Learning Objectives:

  • Understand pathologists' legal and ethical responsibilities surrounding the use of remnant fresh tissue and diagnostic archival blocks for research studies and clinical testing.
  • Understand the difference between research and clinical use, and pathologists' responsibilities for both.
  • Develop strategies for handling requests for extensive clinical testing on small tissue samples, especially when the tests requested are not yet recognized as standard of care.

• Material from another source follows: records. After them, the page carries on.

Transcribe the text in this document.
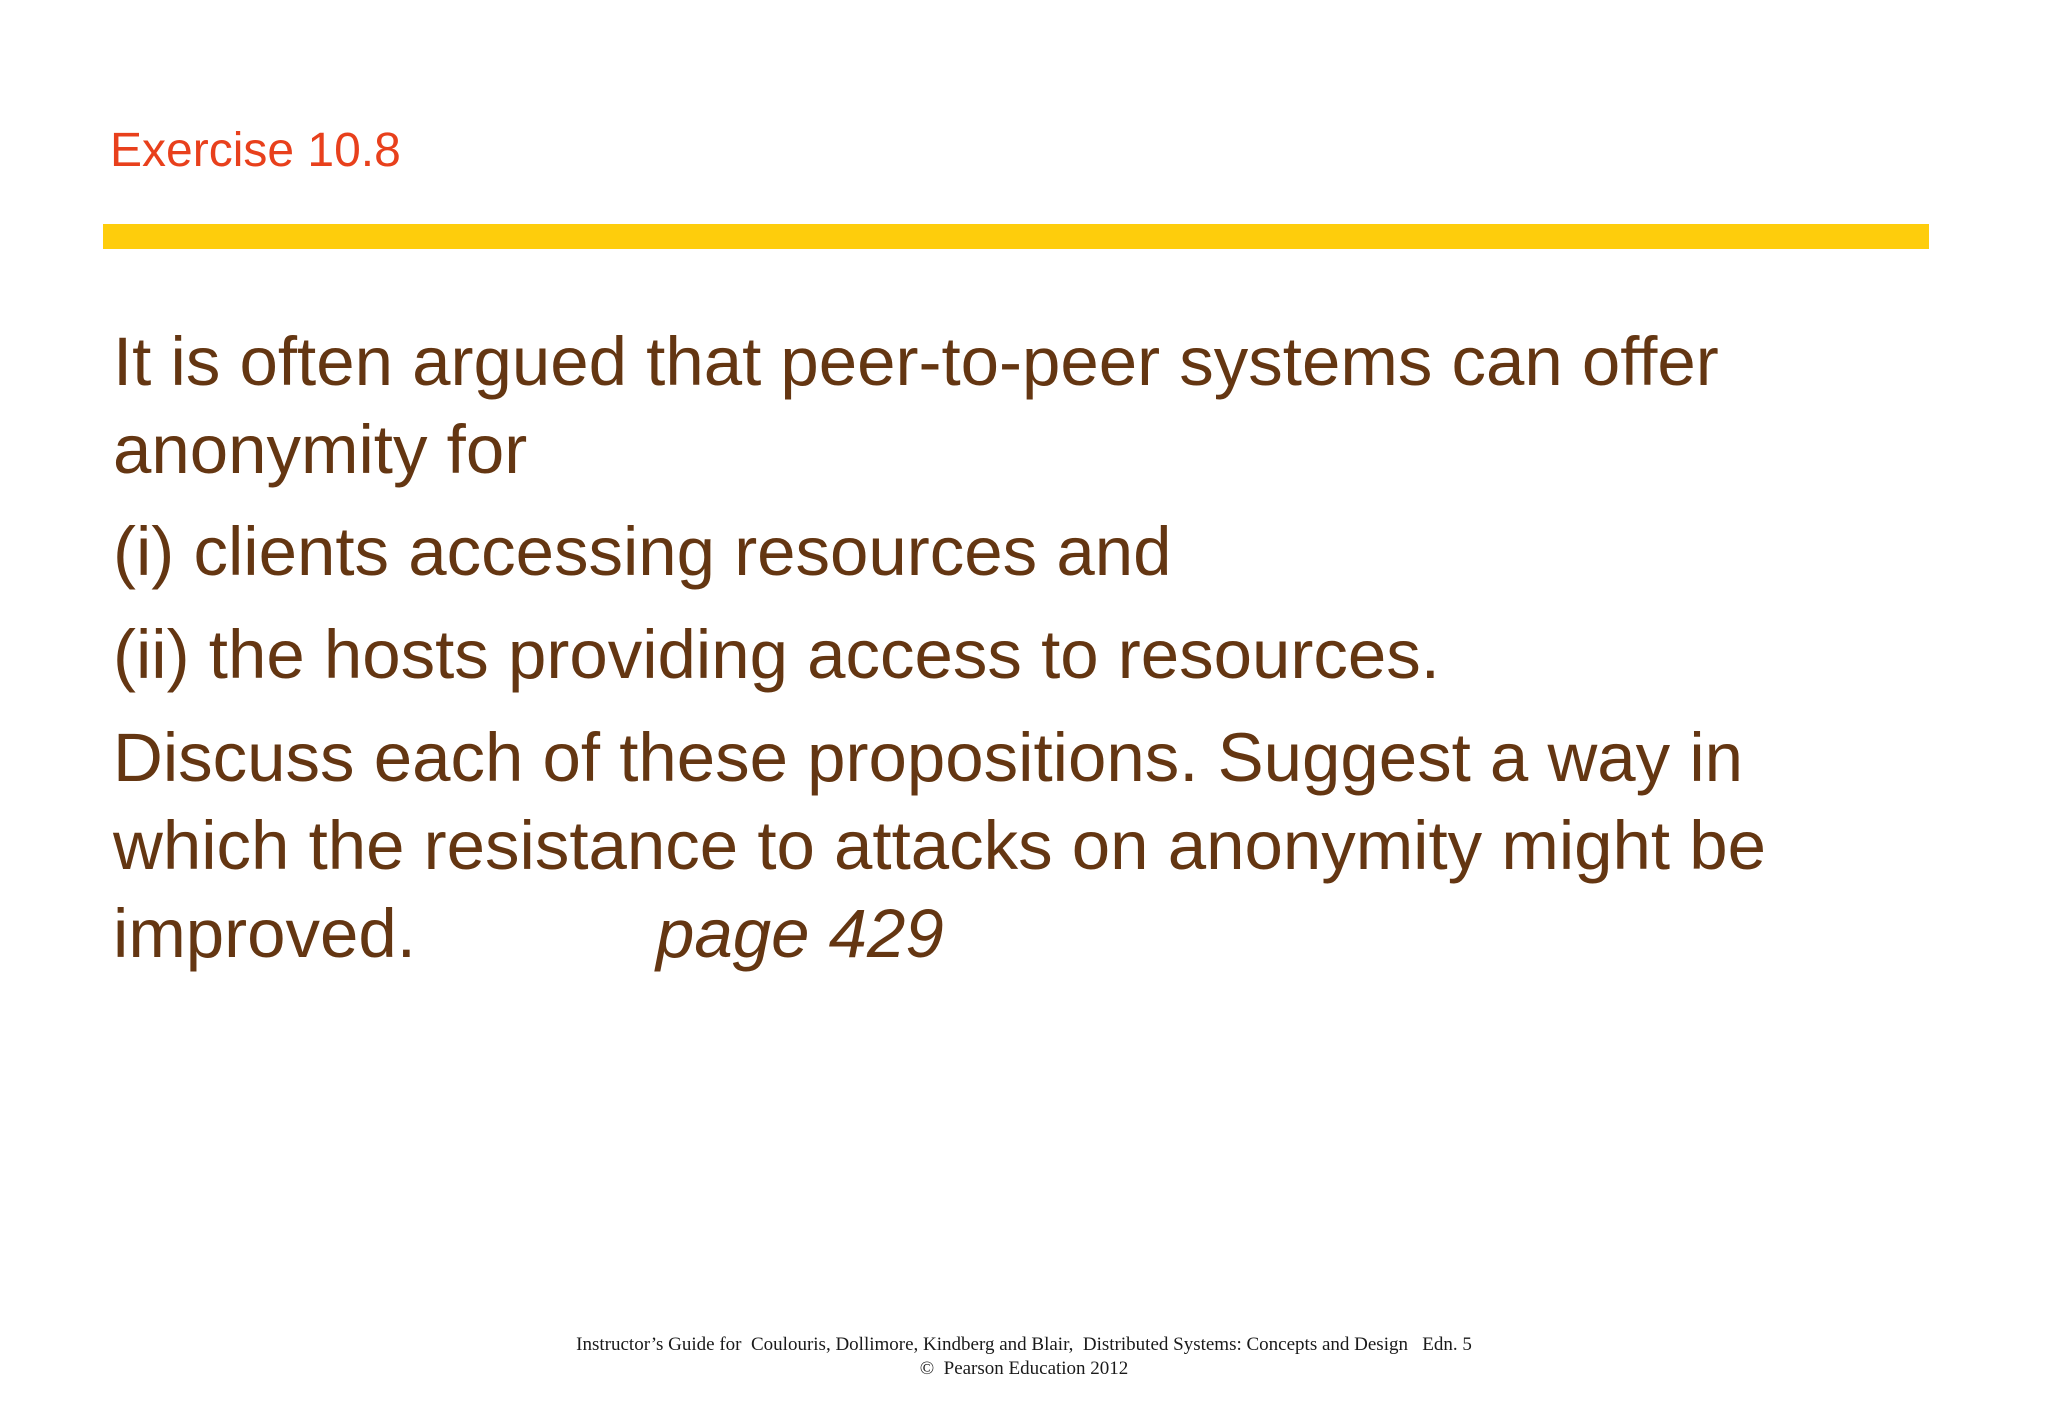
Exercise 10.8
It is often argued that peer-to-peer systems can offer
anonymity for
(i) clients accessing resources and
(ii) the hosts providing access to resources.
Discuss each of these propositions. Suggest a way in
which the resistance to attacks on anonymity might be
improved.	page 429
Instructor’s Guide for  Coulouris, Dollimore, Kindberg and Blair,  Distributed Systems: Concepts and Design   Edn. 5
©  Pearson Education 2012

2:30 PM - 3:30 PMFragile X (FMR1) Related Disorders: A Clinical and Diagnostic Perspective

Speakers:

  • Jane C. Goh, MS
  • Lisa Hentze
  • Samar Roy
  • Silvia Spitzer, PhD
  • Jordan Laser, MD

Description:

Fragile X syndrome is the most common inherited cause of mental retardation. Fragile X (FMR1) testing as a diagnostic tool is not restricted to young males with classical symptomatology, it is also used for carrier screening and other FMR1 related disorders such autism. The molecular basis of the disease is a triplet expansion in the FMR1 gene, genetic testing requires quantification of the number of repeats. Recent advances in Fragile X testing provide unprecedented sizing accuracy, however, leaves many labs uncertain as to which methodology/algorithm best suits their patient population. This program will a) provide an overview of the FMR1 related disorder and its pathogenesis; b) describe the advantages and disadvantages of current testing methodologies for FMR1; and c) provide attendees the knowledge to select the appropriate testing algorithm, depending upon their patient demographics and needs. The format of the presentation will be a combination of didactic and case-based examples.

Learning Objectives:

  • Describe the various clinical presentations of FMR1 related disorders.
  • Compare the various diagnostic algorithms for FMR1 testing and related disorders.
  • Explain the various pre and post analytical elements critical to successful FMR1 testing.